The aim of this study was to find how location-based reminders are used when available through a person’s day. The study builds on previous work on ActiveCampus, ComMotion \cite{Marmasse:2000fs}, and CybreMinder, highlighting the fact that these previous studies used additional hardware, such as GPS receivers, that people do not carry around or because they are restricted to predefined areas.

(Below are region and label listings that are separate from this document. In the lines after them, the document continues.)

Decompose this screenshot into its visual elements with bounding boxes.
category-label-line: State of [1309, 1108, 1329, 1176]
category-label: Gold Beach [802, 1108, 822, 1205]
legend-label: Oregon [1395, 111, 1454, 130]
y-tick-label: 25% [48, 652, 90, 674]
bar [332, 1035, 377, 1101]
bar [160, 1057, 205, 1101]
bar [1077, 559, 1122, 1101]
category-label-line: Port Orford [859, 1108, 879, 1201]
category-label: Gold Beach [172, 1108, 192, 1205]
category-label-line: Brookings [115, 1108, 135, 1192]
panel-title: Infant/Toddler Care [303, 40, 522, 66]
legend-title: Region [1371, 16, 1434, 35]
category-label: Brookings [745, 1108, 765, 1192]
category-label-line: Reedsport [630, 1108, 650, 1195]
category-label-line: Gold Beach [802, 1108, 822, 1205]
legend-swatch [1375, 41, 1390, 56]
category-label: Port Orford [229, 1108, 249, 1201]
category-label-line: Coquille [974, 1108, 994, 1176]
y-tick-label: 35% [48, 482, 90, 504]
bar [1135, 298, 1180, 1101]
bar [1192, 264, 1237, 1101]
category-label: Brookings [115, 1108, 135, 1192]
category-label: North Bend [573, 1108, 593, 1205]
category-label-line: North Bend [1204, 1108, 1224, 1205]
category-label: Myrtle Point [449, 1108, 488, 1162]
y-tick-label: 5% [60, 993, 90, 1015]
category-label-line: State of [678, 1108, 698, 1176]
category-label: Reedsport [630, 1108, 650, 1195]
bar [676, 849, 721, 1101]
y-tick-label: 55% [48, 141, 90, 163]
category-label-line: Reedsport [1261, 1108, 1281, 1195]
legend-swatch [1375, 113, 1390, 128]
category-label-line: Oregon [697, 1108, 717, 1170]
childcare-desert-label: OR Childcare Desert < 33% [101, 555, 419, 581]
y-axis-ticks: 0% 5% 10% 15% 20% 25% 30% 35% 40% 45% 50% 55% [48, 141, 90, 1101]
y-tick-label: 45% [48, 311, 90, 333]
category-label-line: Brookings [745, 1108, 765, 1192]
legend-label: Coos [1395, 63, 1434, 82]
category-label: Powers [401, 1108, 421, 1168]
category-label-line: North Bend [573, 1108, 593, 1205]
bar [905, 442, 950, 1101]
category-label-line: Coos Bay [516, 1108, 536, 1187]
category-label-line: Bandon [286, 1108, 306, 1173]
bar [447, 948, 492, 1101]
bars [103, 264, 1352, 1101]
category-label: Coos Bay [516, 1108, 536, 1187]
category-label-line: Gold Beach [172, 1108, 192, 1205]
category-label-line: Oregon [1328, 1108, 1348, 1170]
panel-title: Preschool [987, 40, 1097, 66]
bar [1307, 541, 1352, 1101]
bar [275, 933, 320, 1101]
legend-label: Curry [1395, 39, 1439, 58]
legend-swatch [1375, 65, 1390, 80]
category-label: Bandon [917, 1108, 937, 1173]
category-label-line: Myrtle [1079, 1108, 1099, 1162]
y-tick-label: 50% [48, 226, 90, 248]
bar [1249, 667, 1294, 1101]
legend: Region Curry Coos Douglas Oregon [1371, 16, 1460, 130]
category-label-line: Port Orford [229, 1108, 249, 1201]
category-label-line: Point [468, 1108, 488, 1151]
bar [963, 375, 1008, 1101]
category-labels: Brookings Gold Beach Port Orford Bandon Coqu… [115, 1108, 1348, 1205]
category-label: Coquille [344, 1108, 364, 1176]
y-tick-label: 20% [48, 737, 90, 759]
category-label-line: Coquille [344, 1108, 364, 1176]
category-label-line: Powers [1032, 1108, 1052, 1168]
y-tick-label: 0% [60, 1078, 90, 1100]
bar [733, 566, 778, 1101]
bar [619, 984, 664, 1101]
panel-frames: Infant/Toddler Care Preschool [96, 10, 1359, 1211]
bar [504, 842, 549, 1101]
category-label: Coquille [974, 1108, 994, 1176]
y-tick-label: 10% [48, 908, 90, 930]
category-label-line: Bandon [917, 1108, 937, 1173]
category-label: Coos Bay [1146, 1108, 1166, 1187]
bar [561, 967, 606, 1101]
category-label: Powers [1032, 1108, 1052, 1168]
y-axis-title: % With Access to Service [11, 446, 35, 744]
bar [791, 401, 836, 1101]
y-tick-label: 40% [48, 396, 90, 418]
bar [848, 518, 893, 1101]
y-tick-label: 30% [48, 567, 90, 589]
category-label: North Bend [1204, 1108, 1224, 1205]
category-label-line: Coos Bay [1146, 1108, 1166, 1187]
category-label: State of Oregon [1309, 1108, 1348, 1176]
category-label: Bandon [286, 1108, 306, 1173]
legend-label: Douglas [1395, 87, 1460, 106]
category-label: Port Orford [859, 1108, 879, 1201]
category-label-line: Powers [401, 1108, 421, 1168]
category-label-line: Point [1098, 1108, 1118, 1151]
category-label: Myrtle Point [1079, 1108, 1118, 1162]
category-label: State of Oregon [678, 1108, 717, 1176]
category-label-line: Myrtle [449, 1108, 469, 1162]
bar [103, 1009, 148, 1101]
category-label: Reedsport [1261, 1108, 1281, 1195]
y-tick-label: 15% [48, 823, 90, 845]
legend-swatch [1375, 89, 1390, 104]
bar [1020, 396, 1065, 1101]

The three components of a Place-It note are the trigger, the text and the place. The trigger defines whether the message should be signaled upon arrival or departure of the associated place. The text is the message associated with the reminder and the place is the location defined by the user where the reminder should activate. Location sensing is achieved with PlaceLab \cite{Smith:2005tr}.

The authors conducted a user study with 10 subjects during a period of two weeks. They interviewed the subjects before and after the experiments, collecting interesting facts. One interesting finding was the unexpected presence of ‘motivators’ reminders, a kind of message used to motiva the person to perform a cerain task.

Due to the way location-based reminders were used and the relative inaccuracy of location-sensing in Place-Its, the author could not claim location to be essential context to prompt reminders. The location-sensing ready availability in Place-Its admits opportunistic use by those who can map relevant (but unsensed) context to anticipated, coarse, location cues. Participants who worked by a set time schedule achieved similar results by mapping their relevant context to time cues and modifying their behavior.

Results showed that location was widely used ad a cue for other contextual information. It appeared that the convenience and ubiquity of location-sensing provided outweights some of the current weakness of the system.